I’d like to share a few thoughts today on how we might think about and respond to a statement like ‘black lives matter.’ Note: I’m not talking here specifically about any organized political movements, but rather the statement itself.
Many of my friends immediately respond to the phrase by stating ‘all lives matter.’ My perception is that in stating this, they believe that is is the only statement that should really be made about which lives matter.
My conviction is that while we should always stay rooted on the foundation that all lives matter, it is also appropriate to specifically call out groups of people that have perhaps not been equally valued. I will give a practical example and then show that Jesus does this constantly in his teaching and ministry.
First, all lives matter because we all all created in the image of God and his life is what animates us. Every human being is created in the image of God. Furthermore, we recognize that God continues to love the whole world (all lives). So much so that whosoever believes in him might have everlasting life.
But the question we struggle with is whether it’s appropriate and even good to make statements like ‘black lives matter.’
Before sharing some examples from Jesus, I’d like to prove to my fellow conservative friends that you already agree that it’s good to point attention to specific lives that matter and we feel have been neglected. I’m speaking here about the unborn. For many of us, abortion is an issue that we believe worth calling attention to. Why? Because we believe that life in the womb is real human life and to choose abortion is to choose to end a human life. But not everyone sees it that way, right? So we could comfortably say something like ‘unborn lives matter.’ Of course they do. And let me be frank to my fellow conservative friends. If I made the statement ‘unborn lives matter’ you would not respond ‘all lives matter.’ You would rather say something equivalent to ‘amen.’
All lives matter. But throughout history, some lives have seemed to matter less to various people groups than others.
During the first century in which Jesus became human flesh, almost everybody felt that some lives were more important than others. Romans didn’t think that Jewish lives were particularly important. They didn’t think that slaves’ lives were as important as free people’s lives. They didn’t think that non-citizen lives were as important as Roman citizen’s lives. (See Paul’s treatment in Acts 16)
Unfortunately the Jewish mindset of the time wasn’t always a lot better. Jews didn’t believe that Gentile lives mattered as much. Saul of Tarsus didn’t believe that disciples of Jesus lives’ mattered before his conversion.
As a matter of fact, most Jews didn’t believe that Samaritan lives mattered. They wanted nothing to do with the Samaritans. When Jesus and the disciples were traveling through Samaria and were unwelcome and insulted by them, James and John asked Jesus to call down thunder on them and destroy them. (Luke 9: 54). Did James and John, disciples of Jesus, believe at that time that all lives mattered equally? Did they believe that Samaritan lives mattered? No, they did not. Hence, Jesus’ purposeful journey to Samaria and ministry there and his well known parable of the Good Samaritan were given at least in part to show both his disciples and us that Samaritan lives matter.

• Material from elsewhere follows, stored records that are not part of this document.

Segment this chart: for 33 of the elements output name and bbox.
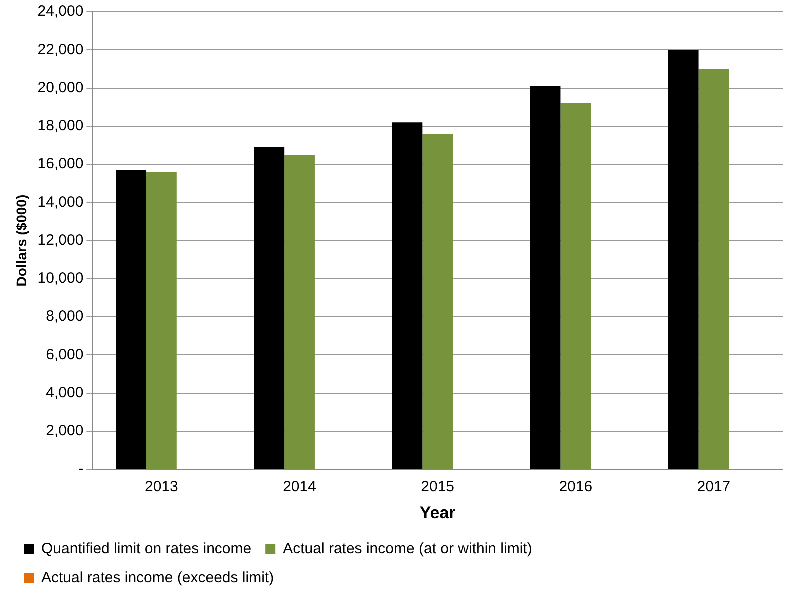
- legend-label: Actual rates income (exceeds limit): [42, 570, 274, 587]
- bar: [560, 104, 592, 470]
- legend-label: Actual rates income (at or within limit): [283, 540, 532, 558]
- bar: [254, 147, 285, 470]
- bar: [392, 122, 423, 470]
- y-tick-label: 14,000: [38, 194, 84, 211]
- y-tick-label: 20,000: [38, 79, 84, 96]
- y-tick-label: -: [78, 460, 84, 478]
- bar: [668, 50, 699, 470]
- y-tick-label: 18,000: [38, 118, 84, 135]
- y-tick-label: 10,000: [38, 270, 84, 288]
- bar: [116, 170, 147, 470]
- y-tick-label: 6,000: [46, 346, 84, 364]
- x-axis-title: Year: [420, 503, 456, 522]
- y-tick-label: 2,000: [46, 422, 84, 440]
- y-tick-label: 12,000: [38, 232, 84, 249]
- bar: [530, 86, 561, 470]
- y-tick-label: 22,000: [38, 41, 84, 58]
- x-tick-label: 2013: [145, 478, 178, 496]
- y-tick-label: 16,000: [38, 156, 84, 173]
- x-tick-label: 2017: [697, 478, 731, 496]
- x-tick-label: 2016: [559, 478, 593, 496]
- bar: [146, 172, 177, 470]
- y-tick-label: 8,000: [46, 308, 84, 326]
- bar: [698, 69, 730, 470]
- x-tick-label: 2015: [421, 478, 455, 496]
- y-axis-title: Dollars ($000): [13, 194, 30, 287]
- y-tick-label: 24,000: [38, 3, 84, 20]
- bar: [422, 134, 454, 470]
- x-tick-label: 2014: [283, 478, 316, 496]
- y-tick-label: 4,000: [46, 384, 84, 402]
- bar: [284, 155, 315, 470]
- legend-label: Quantified limit on rates income: [42, 540, 252, 558]
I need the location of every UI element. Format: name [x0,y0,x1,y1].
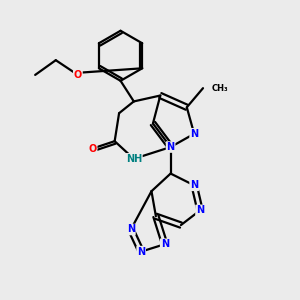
Text: CH₃: CH₃ [211,84,228,93]
Text: O: O [74,70,82,80]
Text: N: N [190,180,198,190]
Text: N: N [137,247,145,256]
Text: N: N [161,239,169,249]
Text: N: N [167,142,175,152]
Text: N: N [127,224,135,235]
Text: N: N [196,206,204,215]
Text: NH: NH [126,154,142,164]
Text: O: O [88,143,97,154]
Text: N: N [190,129,198,139]
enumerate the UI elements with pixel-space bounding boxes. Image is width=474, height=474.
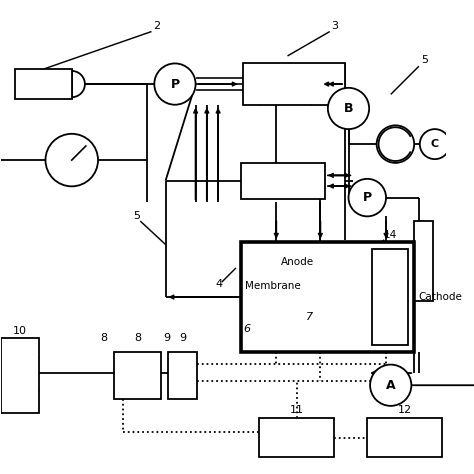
Text: 7: 7	[306, 312, 313, 322]
Bar	[241, 163, 325, 199]
Text: Anode: Anode	[281, 257, 314, 267]
Text: A: A	[386, 379, 395, 392]
Text: 2: 2	[154, 21, 161, 31]
Circle shape	[348, 179, 386, 216]
Text: B: B	[344, 102, 353, 115]
Circle shape	[377, 125, 414, 163]
Text: C: C	[431, 139, 439, 149]
Text: 10: 10	[13, 326, 27, 336]
Bar	[244, 64, 345, 105]
Bar	[114, 352, 161, 399]
Text: 8: 8	[100, 333, 107, 343]
Circle shape	[328, 88, 369, 129]
Circle shape	[155, 64, 196, 105]
Text: 4: 4	[215, 279, 222, 289]
Bar	[414, 221, 433, 301]
Text: 12: 12	[398, 405, 412, 415]
Bar	[241, 242, 414, 352]
Text: 14: 14	[384, 230, 397, 240]
Circle shape	[370, 365, 411, 406]
Bar	[1, 338, 39, 413]
Text: P: P	[363, 191, 372, 204]
Text: 9: 9	[164, 333, 171, 343]
Circle shape	[420, 129, 450, 159]
Text: P: P	[170, 78, 180, 91]
Bar	[372, 249, 408, 345]
Text: 6: 6	[244, 324, 251, 334]
Text: 3: 3	[332, 21, 338, 31]
Bar	[168, 352, 197, 399]
Circle shape	[46, 134, 98, 186]
Bar	[259, 418, 335, 457]
Bar	[367, 418, 442, 457]
Text: 5: 5	[133, 211, 140, 221]
Text: 8: 8	[134, 333, 141, 343]
Text: 9: 9	[179, 333, 186, 343]
Text: 5: 5	[421, 55, 428, 65]
Text: 11: 11	[290, 405, 304, 415]
Text: Cathode: Cathode	[418, 292, 462, 302]
Text: Membrane: Membrane	[246, 281, 301, 291]
Bar	[16, 69, 72, 99]
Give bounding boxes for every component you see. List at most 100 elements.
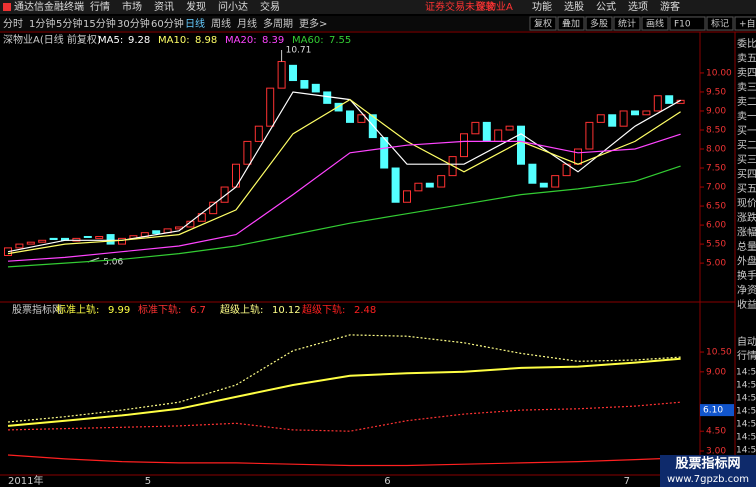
candle <box>460 133 468 158</box>
menu-item[interactable]: 游客 <box>660 0 680 13</box>
side-label: 买三 <box>737 154 756 166</box>
legend-name: 超级下轨: <box>302 303 345 316</box>
side-label: 净资 <box>737 284 756 297</box>
y-tick-label: 10.50 <box>706 348 732 358</box>
legend-name: 超级上轨: <box>220 303 263 316</box>
panel-title: 股票指标网 <box>12 303 62 316</box>
tool-label[interactable]: 标记 <box>711 18 729 30</box>
y-tick-label: 5.50 <box>706 240 726 250</box>
menu-item[interactable]: 交易 <box>260 0 280 13</box>
side-label: 总量 <box>737 240 756 253</box>
candle <box>49 237 58 241</box>
period-tab[interactable]: 多周期 <box>263 17 293 30</box>
side-label: 自动 <box>737 335 756 348</box>
tool-button[interactable] <box>734 16 756 31</box>
y-tick-label: 7.00 <box>706 183 726 193</box>
menu-item[interactable]: 资讯 <box>154 1 174 13</box>
line-series <box>7 334 681 423</box>
period-tab[interactable]: 日线 <box>185 17 205 30</box>
x-tick-label: 5 <box>145 476 151 487</box>
candle <box>494 129 503 142</box>
candle <box>152 230 161 234</box>
menu-item[interactable]: 公式 <box>596 0 616 13</box>
legend-name: MA60: <box>292 35 324 46</box>
legend-name: MA20: <box>225 35 257 46</box>
period-tab[interactable]: 15分钟 <box>83 17 116 30</box>
legend-value: 8.39 <box>262 35 284 46</box>
side-label: 外盘 <box>737 255 756 268</box>
status[interactable]: 证券交易未登录 <box>425 0 495 13</box>
side-label: 涨幅 <box>737 226 756 239</box>
candle <box>574 148 582 165</box>
side-label: 收益 <box>737 298 756 311</box>
tool-label[interactable]: 复权 <box>534 18 552 30</box>
period-tab[interactable]: 月线 <box>237 17 257 30</box>
legend-name: MA5: <box>98 35 123 46</box>
candle <box>425 182 434 188</box>
side-label: 换手 <box>737 269 756 282</box>
current-label: 6.10 <box>703 406 723 416</box>
candle <box>403 190 411 203</box>
y-tick-label: 5.00 <box>706 259 726 269</box>
candle <box>380 137 389 169</box>
side-label: 卖四 <box>737 67 756 79</box>
menu-item[interactable]: 行情 <box>90 0 110 13</box>
app-title: 通达信金融终端 <box>14 0 84 13</box>
tool-button[interactable] <box>669 16 706 31</box>
tool-button[interactable] <box>557 16 585 31</box>
side-label: 卖二 <box>737 96 756 108</box>
line-series <box>7 98 681 255</box>
candle <box>551 175 560 188</box>
menu-item[interactable]: 功能 <box>532 0 552 13</box>
side-label: 委比 <box>737 37 756 50</box>
period-tab[interactable]: 5分钟 <box>56 17 82 30</box>
side-label: 买四 <box>737 169 756 181</box>
period-tab[interactable]: 更多> <box>299 17 327 30</box>
watermark-url: www.7gpzb.com <box>667 474 749 485</box>
menu-item[interactable]: 选项 <box>628 0 648 13</box>
menu-item[interactable]: 市场 <box>122 0 142 13</box>
current-marker <box>700 404 734 417</box>
candle <box>26 241 35 245</box>
candle <box>585 121 594 150</box>
menu-item[interactable]: 问小达 <box>218 0 248 13</box>
tool-button[interactable] <box>706 16 734 31</box>
side-label: 买二 <box>737 140 756 152</box>
y-tick-label: 8.00 <box>706 145 726 155</box>
tool-label[interactable]: F10 <box>674 20 691 30</box>
time-label: 14:56 <box>736 446 756 456</box>
tool-label[interactable]: 多股 <box>590 18 608 30</box>
candle <box>528 163 537 184</box>
menu-item[interactable]: 选股 <box>564 0 584 13</box>
y-tick-label: 6.50 <box>706 202 726 212</box>
candle <box>642 110 651 116</box>
side-label: 买五 <box>737 183 756 195</box>
tool-label[interactable]: 叠加 <box>562 19 580 30</box>
period-tab[interactable]: 分时 <box>3 18 23 30</box>
tool-button[interactable] <box>641 16 669 31</box>
menu-item[interactable]: 发现 <box>186 0 206 13</box>
annotation: 5.06 <box>103 258 123 268</box>
tool-label[interactable]: 统计 <box>618 18 636 30</box>
candle <box>517 125 525 165</box>
period-tab[interactable]: 1分钟 <box>29 17 55 30</box>
tool-label[interactable]: 画线 <box>646 18 664 30</box>
period-tab[interactable]: 周线 <box>211 17 231 30</box>
tool-label[interactable]: +自选 <box>739 18 756 30</box>
tool-button[interactable] <box>585 16 613 31</box>
period-tab[interactable]: 60分钟 <box>151 17 184 30</box>
candle <box>38 239 47 243</box>
candle <box>596 114 605 123</box>
candle <box>289 64 297 82</box>
line-series <box>7 454 681 467</box>
panel-title: 深物业A(日线 前复权) <box>3 33 101 46</box>
legend-value: 9.28 <box>128 35 150 46</box>
tool-button[interactable] <box>613 16 641 31</box>
tool-button[interactable] <box>529 16 557 31</box>
candle <box>220 186 229 203</box>
side-label: 现价 <box>737 198 756 210</box>
legend-name: MA10: <box>158 35 190 46</box>
watermark-title: 股票指标网 <box>675 456 740 472</box>
period-tab[interactable]: 30分钟 <box>117 17 150 30</box>
time-label: 14:56 <box>736 394 756 404</box>
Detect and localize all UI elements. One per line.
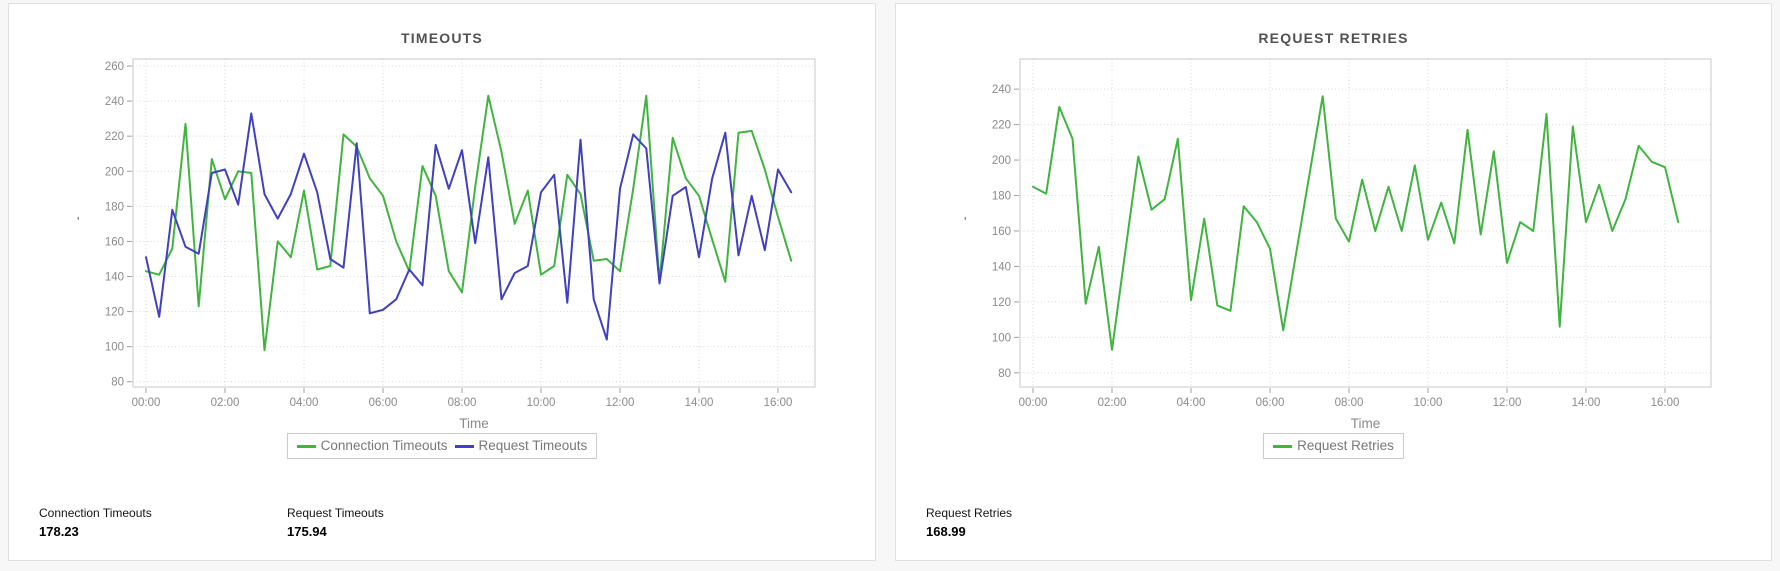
- x-tick-label: 02:00: [1098, 397, 1127, 409]
- x-tick-label: 06:00: [1256, 397, 1285, 409]
- timeouts-stats: Connection Timeouts 178.23 Request Timeout…: [39, 506, 535, 539]
- x-tick-label: 04:00: [290, 397, 319, 409]
- y-tick-label: 160: [105, 236, 124, 248]
- stat-value: 178.23: [39, 524, 79, 539]
- x-tick-label: 16:00: [764, 397, 793, 409]
- stat-value: 168.99: [926, 524, 966, 539]
- y-tick-label: 100: [992, 332, 1011, 344]
- x-tick-label: 00:00: [132, 397, 161, 409]
- legend-box: Connection Timeouts Request Timeouts: [286, 433, 598, 459]
- y-tick-label: 140: [992, 261, 1011, 273]
- legend-label: Request Retries: [1297, 438, 1394, 453]
- y-tick-label: 80: [998, 368, 1011, 380]
- legend-color-dash: [454, 444, 474, 448]
- stat-block-request-retries: Request Retries 168.99: [926, 506, 1174, 539]
- stat-label: Request Retries: [926, 506, 1013, 520]
- y-tick-label: 260: [105, 61, 124, 73]
- request-retries-legend: Request Retries: [896, 433, 1771, 459]
- request-retries-chart: 80 100 120 140 160 180 200 220 240 00:00 02:00 04:0…: [992, 58, 1712, 431]
- x-tick-label: 04:00: [1177, 397, 1206, 409]
- y-tick-label: 180: [105, 201, 124, 213]
- stat-block-connection-timeouts: Connection Timeouts 178.23: [39, 506, 287, 539]
- timeouts-legend: Connection Timeouts Request Timeouts: [9, 433, 875, 459]
- legend-box: Request Retries: [1263, 433, 1404, 459]
- x-tick-label: 14:00: [1572, 397, 1601, 409]
- x-tick-label: 06:00: [369, 397, 398, 409]
- y-axis-label-mark: ': [964, 214, 967, 229]
- legend-label: Connection Timeouts: [320, 438, 448, 453]
- y-tick-label: 200: [105, 166, 124, 178]
- legend-color-dash: [1273, 444, 1293, 448]
- x-tick-label: 00:00: [1019, 397, 1048, 409]
- x-tick-label: 10:00: [1414, 397, 1443, 409]
- x-tick-label: 02:00: [211, 397, 240, 409]
- y-tick-label: 80: [111, 377, 124, 389]
- stat-label: Connection Timeouts: [39, 506, 152, 520]
- y-tick-label: 180: [992, 191, 1011, 203]
- y-axis-label-mark: ': [77, 214, 80, 229]
- y-tick-label: 120: [992, 297, 1011, 309]
- x-tick-label: 14:00: [685, 397, 714, 409]
- y-tick-label: 120: [105, 307, 124, 319]
- y-tick-label: 140: [105, 271, 124, 283]
- chart-title-timeouts: TIMEOUTS: [401, 30, 483, 46]
- x-axis-title: Time: [459, 416, 489, 431]
- plot-border: [132, 58, 816, 388]
- stat-label: Request Timeouts: [287, 506, 384, 520]
- chart-title-request-retries: REQUEST RETRIES: [1258, 30, 1409, 46]
- legend-item-request-timeouts[interactable]: Request Timeouts: [454, 438, 588, 453]
- request-retries-panel: REQUEST RETRIES ' 80 100 120 140 160 180 200 22…: [895, 3, 1772, 561]
- timeouts-chart: 80 100 120 140 160 180 200 220 240 260 00:00 02:00 0…: [105, 58, 816, 431]
- y-tick-label: 220: [105, 131, 124, 143]
- y-tick-label: 240: [992, 84, 1011, 96]
- x-tick-label: 10:00: [527, 397, 556, 409]
- timeouts-panel: TIMEOUTS ' 80 100 120 140 160 180 200 220 240 260…: [8, 3, 876, 561]
- x-tick-label: 08:00: [448, 397, 477, 409]
- x-tick-label: 12:00: [606, 397, 635, 409]
- series-line-request-timeouts: [145, 112, 793, 341]
- y-tick-label: 100: [105, 342, 124, 354]
- x-tick-label: 12:00: [1493, 397, 1522, 409]
- y-tick-label: 240: [105, 96, 124, 108]
- legend-label: Request Timeouts: [478, 438, 588, 453]
- legend-item-connection-timeouts[interactable]: Connection Timeouts: [296, 438, 448, 453]
- y-tick-label: 220: [992, 120, 1011, 132]
- y-tick-label: 200: [992, 155, 1011, 167]
- series-line-request-retries: [1032, 95, 1680, 351]
- series-line-connection-timeouts: [145, 94, 793, 352]
- legend-color-dash: [296, 444, 316, 448]
- plot-border: [1019, 58, 1712, 388]
- x-tick-label: 08:00: [1335, 397, 1364, 409]
- legend-item-request-retries[interactable]: Request Retries: [1273, 438, 1394, 453]
- y-tick-label: 160: [992, 226, 1011, 238]
- x-axis-title: Time: [1351, 416, 1381, 431]
- stat-block-request-timeouts: Request Timeouts 175.94: [287, 506, 535, 539]
- x-tick-label: 16:00: [1651, 397, 1680, 409]
- stat-value: 175.94: [287, 524, 327, 539]
- request-retries-stats: Request Retries 168.99: [926, 506, 1174, 539]
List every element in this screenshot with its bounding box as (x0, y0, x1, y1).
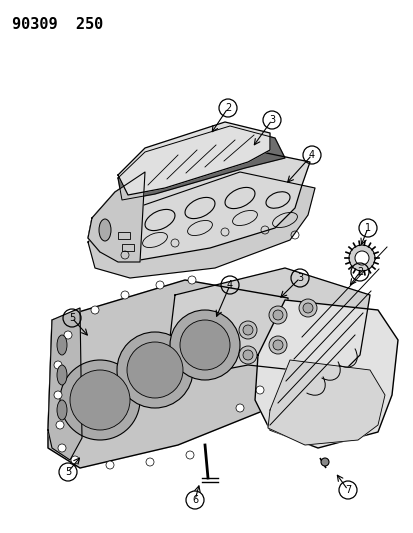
Polygon shape (88, 148, 309, 260)
Circle shape (354, 251, 368, 265)
Circle shape (146, 458, 154, 466)
Circle shape (348, 245, 374, 271)
Polygon shape (88, 172, 145, 262)
Text: 3: 3 (296, 273, 302, 283)
Polygon shape (168, 268, 369, 375)
Ellipse shape (99, 219, 111, 241)
Text: 4: 4 (308, 150, 314, 160)
Text: 7: 7 (344, 485, 350, 495)
Circle shape (185, 451, 194, 459)
Text: 5: 5 (69, 313, 75, 323)
Circle shape (71, 456, 79, 464)
Text: 5: 5 (65, 467, 71, 477)
Circle shape (180, 320, 230, 370)
Circle shape (117, 332, 192, 408)
Circle shape (302, 303, 312, 313)
Circle shape (268, 336, 286, 354)
Circle shape (54, 361, 62, 369)
Text: 6: 6 (192, 495, 197, 505)
Circle shape (127, 342, 183, 398)
Circle shape (60, 360, 140, 440)
Text: 4: 4 (226, 280, 233, 290)
Polygon shape (48, 308, 82, 460)
Ellipse shape (57, 365, 67, 385)
Circle shape (188, 276, 195, 284)
Polygon shape (88, 172, 314, 278)
Circle shape (54, 391, 62, 399)
Text: 90309  250: 90309 250 (12, 17, 103, 32)
Circle shape (238, 321, 256, 339)
Circle shape (238, 346, 256, 364)
Circle shape (235, 404, 243, 412)
Circle shape (64, 331, 72, 339)
Circle shape (272, 340, 282, 350)
Polygon shape (48, 280, 287, 468)
Circle shape (242, 350, 252, 360)
Circle shape (268, 306, 286, 324)
Circle shape (320, 458, 328, 466)
Text: 2: 2 (356, 267, 362, 277)
Text: 1: 1 (364, 223, 370, 233)
Circle shape (91, 306, 99, 314)
Circle shape (170, 310, 240, 380)
Circle shape (242, 325, 252, 335)
Polygon shape (254, 300, 397, 448)
Text: 2: 2 (224, 103, 230, 113)
Ellipse shape (57, 400, 67, 420)
Circle shape (121, 291, 129, 299)
Polygon shape (118, 122, 269, 195)
Circle shape (70, 370, 130, 430)
Circle shape (156, 281, 164, 289)
Ellipse shape (57, 335, 67, 355)
Circle shape (298, 299, 316, 317)
Text: 3: 3 (268, 115, 274, 125)
Circle shape (58, 444, 66, 452)
Circle shape (106, 461, 114, 469)
Polygon shape (267, 360, 384, 445)
Polygon shape (118, 126, 284, 200)
Circle shape (272, 310, 282, 320)
Circle shape (56, 421, 64, 429)
Bar (122, 244, 134, 251)
Bar (118, 232, 130, 239)
Circle shape (255, 386, 263, 394)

Palestinian Jews in the first century didn’t believe that prostitutes lives mattered as much. The stones in their hands proved that.
They didn’t believe that tax collectors lives mattered. Those traitors deserved whatever they had coming. Yet Jesus called them to follow him.
And friends, neither the Roman government nor the majority of the Pharisees and Saduccess believed that Jesus’ life mattered.
It’s true. They didn’t not believe that the Son of God in human flesh’s life mattered. And so they took it. The truth about him didn’t matter, so they made up lies. His innocence didn’t matter, so they trumped up charges. Justice didn’t matter, so the most truly innocent man that ever lived suffered the most painful and unjust death.
If I were to say to you, ‘Jesus’ life mattered’, you would not respond all lives matter.
You don’t have to agree with me, but here’s how I think about this one.
I live and breathe the reality that every single life matters deeply to God. And I hope that the way that I live and treat other people shows that to be true.
That’s where I stand in the kingdom of God. But the kingdoms of this world do not always represent that kingdom very well. And our country has not as always as well. Our past actions have not shown that all lives matter. We can say what we want but we’ve not acted like Native American lives matter. We’ve not acted like Irish lives matter. We’ve not acted like Chinese lives matter. We’ve not acted like Black lives matter. We’ve not acted like Mexican lives matter.
All lives matter. But at many, many times we’ve not acted as though every life matters or that every life matters equally.
All lives matter. That’s where I live.
But when someone makes a statement that points to the reality that we’ve not always – and still not always today – valued all lives equally…
I think I’ll choose to simply agree.
Black lives matter?
Yes, they do. I can just affirm that statement without further comment.